«Пора привыкнуть», – тяжело зашевелилась в его мозгу мысль. Ему вспомнилось, как на польской границе румяный, молоденький мальчик-офицер в тяжелой фуражке, с прямым, окованным металлом козырьком, при сабле, с цветными ленточками орденов на серо-желтом френче, с нескрытой брезгливостью взял в руки его советский паспорт и долго рассматривал польскую визу.

«Им-то что, – думал Бахолдин. – Облопались, благодаря нам, русскими землями. Если бы не мы, была бы маленькая скромная Польша, десяток привислинских губерний, и только. И была бы и этим счастлива. Благоговела бы перед Россией, молилась бы на нее. Старшая сестра… Да… И собор православный не посмели бы тронуть в Варшаве. Побоялись бы России. Советская республика дала им все… Почти: от моря и до моря… Так получили, как в Варшаве никогда и не мечтали. Вот и собор они разрушили и православную церковь прижимают, а мы молчим. Кажется, с почетом должны были бы меня встречать и провожать. А нет… почета не было. Не было даже обычного у чиновников равнодушия: было презрение… На немецкой границе таможенный досмотр ничьих чемоданов не тронул. А мой чемодан чуть не насквозь смотрели… Советский… При этом даже любезны были… но опять, сквозь любезность, презрение. А ведь друзья… И Брестский договор, и Рапалло… Все отдано немцам, все как они хотели. И здесь опять… Советскому не доверяют… Советский – деньги вперед. Для всех мы страна воров и мошенников».

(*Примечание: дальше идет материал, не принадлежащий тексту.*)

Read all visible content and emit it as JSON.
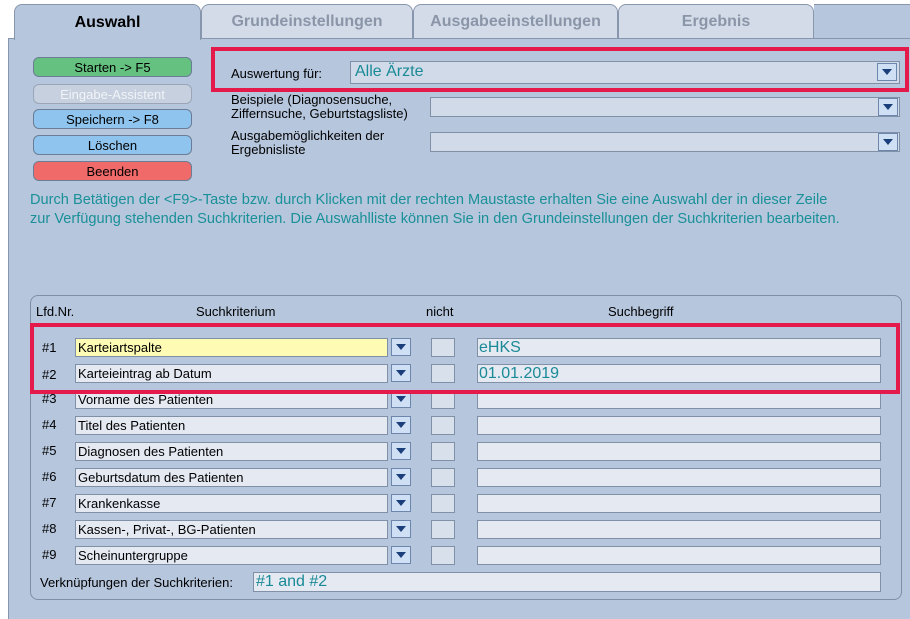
{
  "tabs": [
    "Auswahl",
    "Grundeinstellungen",
    "Ausgabeeinstellungen",
    "Ergebnis"
  ],
  "buttons": {
    "starten": {
      "label": "Starten -> F5"
    },
    "assistent": {
      "label": "Eingabe-Assistent"
    },
    "speichern": {
      "label": "Speichern -> F8"
    },
    "loeschen": {
      "label": "Löschen"
    },
    "beenden": {
      "label": "Beenden"
    }
  },
  "auswertung": {
    "label": "Auswertung für:",
    "value": "Alle Ärzte"
  },
  "beispiele": {
    "label_line1": "Beispiele (Diagnosensuche,",
    "label_line2": "Ziffernsuche, Geburtstagsliste)",
    "value": ""
  },
  "ausgabe": {
    "label_line1": "Ausgabemöglichkeiten der",
    "label_line2": "Ergebnisliste",
    "value": ""
  },
  "info": {
    "line1": "Durch Betätigen der <F9>-Taste bzw. durch Klicken mit der rechten Maustaste erhalten Sie eine Auswahl der in dieser Zeile",
    "line2": "zur Verfügung stehenden Suchkriterien. Die Auswahlliste können Sie in den Grundeinstellungen der Suchkriterien bearbeiten."
  },
  "table": {
    "headers": {
      "nr": "Lfd.Nr.",
      "kriterium": "Suchkriterium",
      "nicht": "nicht",
      "begriff": "Suchbegriff"
    },
    "rows": [
      {
        "nr": "#1",
        "kriterium": "Karteiartspalte",
        "begriff": "eHKS"
      },
      {
        "nr": "#2",
        "kriterium": "Karteieintrag ab Datum",
        "begriff": "01.01.2019"
      },
      {
        "nr": "#3",
        "kriterium": "Vorname des Patienten",
        "begriff": ""
      },
      {
        "nr": "#4",
        "kriterium": "Titel des Patienten",
        "begriff": ""
      },
      {
        "nr": "#5",
        "kriterium": "Diagnosen des Patienten",
        "begriff": ""
      },
      {
        "nr": "#6",
        "kriterium": "Geburtsdatum des Patienten",
        "begriff": ""
      },
      {
        "nr": "#7",
        "kriterium": "Krankenkasse",
        "begriff": ""
      },
      {
        "nr": "#8",
        "kriterium": "Kassen-, Privat-, BG-Patienten",
        "begriff": ""
      },
      {
        "nr": "#9",
        "kriterium": "Scheinuntergruppe",
        "begriff": ""
      }
    ]
  },
  "verknuepfung": {
    "label": "Verknüpfungen der Suchkriterien:",
    "value": "#1 and #2"
  },
  "colors": {
    "panel": "#b6c6dd",
    "highlight": "#e41a4a",
    "value_text": "#1a8a96"
  }
}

Бахолдин поджал нижнюю губу.

«Не надо раздражаться… Думать не надо… Это все кажется от больного сердца».

Он давно положил намазанную маслом подковку прямо на скатерть и забыл про нее. Как только подумал о том, что не надо раздражаться, что раздражение вредно, что думать не надо, так думы непрошенным вихрем влетели в больную голову, закрутились там, заплясали и уже нельзя было ни остановить их, ни прогнать.

«Неужели я так уже плох? Шестьдесят лет. Что же такое, что шестьдесят? Гинденбургу минуло восемьдесят, а он президент огромного государства. И какой президент!.. Вчера в газетах было про одну старуху на Корсике, что она умерла ста одиннадцати лет. Ну, сто одиннадцать это слишком. Но почему бы мне не дожить до восьмидесяти четырех, скажем… Это еще двадцать четыре года… Почти столько, сколько я прожил после Японской войны. В Японскую войну женился… Был здоров двадцать четыре года тому назад. Почему же нельзя быть здоровым и сейчас, если еще осталось жить целых двадцать четыре года. Четверть века?.. Отлично можно. Только вот сердце… Плохое… слабое… расширенное сердце».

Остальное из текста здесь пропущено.